The experimental affect of this video essay, at least the affect that I was hoping to capture, does not necessarily relate to the actor; merely this essay is meant to provoke questions regarding how contemporary American Cinema constructs masculinity. I wanted the audience to linger on certain moments which highlight this tension between external perfection and internal conflict. I hoped that using the same actor would demonstrate this tension more clearly. How should masculinity be represented in cinema? Does this tension between hard bodies and, what I would call, soft feelings place an unfair burden on male performers? If so does that mean that society has placed an unfair burden on men, in general? This essay is not meant to answer the questions, just merely meant to expose them as they were exposed to me while I made this video. In critiquing the essay, I believe that the first section is the strongest.

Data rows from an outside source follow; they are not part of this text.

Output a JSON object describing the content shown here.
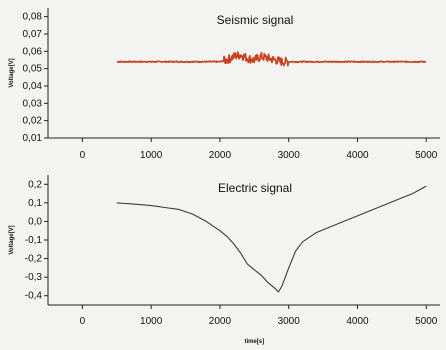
{
  "chart_data": [
    {
      "type": "line",
      "title": "Seismic signal",
      "xlabel": "",
      "ylabel": "Voltage[V]",
      "xlim": [
        -500,
        5200
      ],
      "ylim": [
        0.01,
        0.085
      ],
      "xticks": [
        0,
        1000,
        2000,
        3000,
        4000,
        5000
      ],
      "xtick_labels": [
        "0",
        "1000",
        "2000",
        "3000",
        "4000",
        "5000"
      ],
      "yticks": [
        0.01,
        0.02,
        0.03,
        0.04,
        0.05,
        0.06,
        0.07,
        0.08
      ],
      "ytick_labels": [
        "0,01",
        "0,02",
        "0,03",
        "0,04",
        "0,05",
        "0,06",
        "0,07",
        "0,08"
      ],
      "grid": false,
      "legend": "none",
      "series": [
        {
          "color": "#c8401c",
          "x": [
            500,
            1000,
            1500,
            2000,
            2100,
            2200,
            2300,
            2400,
            2500,
            2600,
            2700,
            2800,
            2900,
            3000,
            3100,
            3500,
            4000,
            4500,
            5000
          ],
          "y": [
            0.054,
            0.054,
            0.054,
            0.054,
            0.055,
            0.057,
            0.058,
            0.056,
            0.055,
            0.057,
            0.056,
            0.055,
            0.054,
            0.054,
            0.054,
            0.054,
            0.054,
            0.054,
            0.054
          ],
          "noisy_x_range": [
            2050,
            3000
          ],
          "noise_amplitude": 0.0025
        }
      ]
    },
    {
      "type": "line",
      "title": "Electric signal",
      "xlabel": "time[s]",
      "ylabel": "Voltage[V]",
      "xlim": [
        -500,
        5200
      ],
      "ylim": [
        -0.45,
        0.25
      ],
      "xticks": [
        0,
        1000,
        2000,
        3000,
        4000,
        5000
      ],
      "xtick_labels": [
        "0",
        "1000",
        "2000",
        "3000",
        "4000",
        "5000"
      ],
      "yticks": [
        -0.4,
        -0.3,
        -0.2,
        -0.1,
        0.0,
        0.1,
        0.2
      ],
      "ytick_labels": [
        "-0,4",
        "-0,3",
        "-0,2",
        "-0,1",
        "0,0",
        "0,1",
        "0,2"
      ],
      "grid": false,
      "legend": "none",
      "series": [
        {
          "color": "#3a3a3a",
          "x": [
            500,
            700,
            1000,
            1200,
            1400,
            1600,
            1800,
            2000,
            2100,
            2200,
            2300,
            2400,
            2500,
            2600,
            2700,
            2800,
            2850,
            2900,
            3000,
            3100,
            3200,
            3400,
            3600,
            3800,
            4000,
            4200,
            4400,
            4600,
            4800,
            5000
          ],
          "y": [
            0.1,
            0.095,
            0.085,
            0.075,
            0.065,
            0.04,
            0.0,
            -0.05,
            -0.08,
            -0.12,
            -0.17,
            -0.23,
            -0.26,
            -0.29,
            -0.33,
            -0.36,
            -0.38,
            -0.35,
            -0.25,
            -0.16,
            -0.11,
            -0.06,
            -0.03,
            0.0,
            0.03,
            0.06,
            0.09,
            0.12,
            0.15,
            0.19
          ]
        }
      ]
    }
  ]
}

Watching the camera glide excessively over the male body, a body that is constantly in motion seems to reach out to me more than the other sections; using the video editing software to create my own close-ups gives the section more texture. It is as though my eyes can touch the sweat that stains his skin, a sensation that is more heightened by the extension of the clips which allows every motion to be slowed down – becoming fully immersive.  The weakest section, in my opinion, is the middle section: the transformation of the body. Though this section, decently portrays shock value that the same man goes from looking like a well-built machine to a sickly shell of an individual, I worry that shock is the only affect that is created in this section. It feels out of step with the other two sections which stand in direct opposition – body vs face.

In looking toward the future, I do not think that the video essay is for me. Though I did enjoy exercise, I’m not sure I gained much from creating the video essay. I have often used video editing software to create fandom paratexts and that mentality is not easily broken. I constantly had to remove myself from that mindset, reminding myself that the clips did not have to tell a story nor did they have to look as though they came from the same source i.e. one film instead of several.

In fact, in one of my earlier versions, I used a film effect to add a pixelation to the entire video and it simply ruined the whole project, forcing me to recut all of my footage for a second time. Another issue, I had was the music. I could not decide what I wanted to use for background sound. I tried many samples from and nothing seems to fit; everything was either too loud or set the wrong mood. I’m still not sure how well the score holds up in the finished product. If I ever do another video essay, I think I will go the more information route rather than trying to go halfway between explanatory and poetic.

Works Cited

Booth, Paul. Digital Fandom: New Media Studies. Peter Lang Publishing: New York, 2010.Amazon Digital Edition.
Jeffords, Susan. Hard Bodies: Hollywood Masculinity in the Regan Era. New Jersey: RutgersUniversity Press, 1993. Print.
Wexman, Virginia Wright.  “Masculinity in Crisis: Method acting in Hollywood.” Movie Acting: The Film Reader. Ed. Pamela Robertson Wojcik. Routledge: New York, 2004. Print.


  1. Katy

    I know one of the ways that myself and fellow film bloggers talk about Christian is through the physical transformations he makes. He envelops himself into his characters, both their bodies and emotions. Cool video and essay!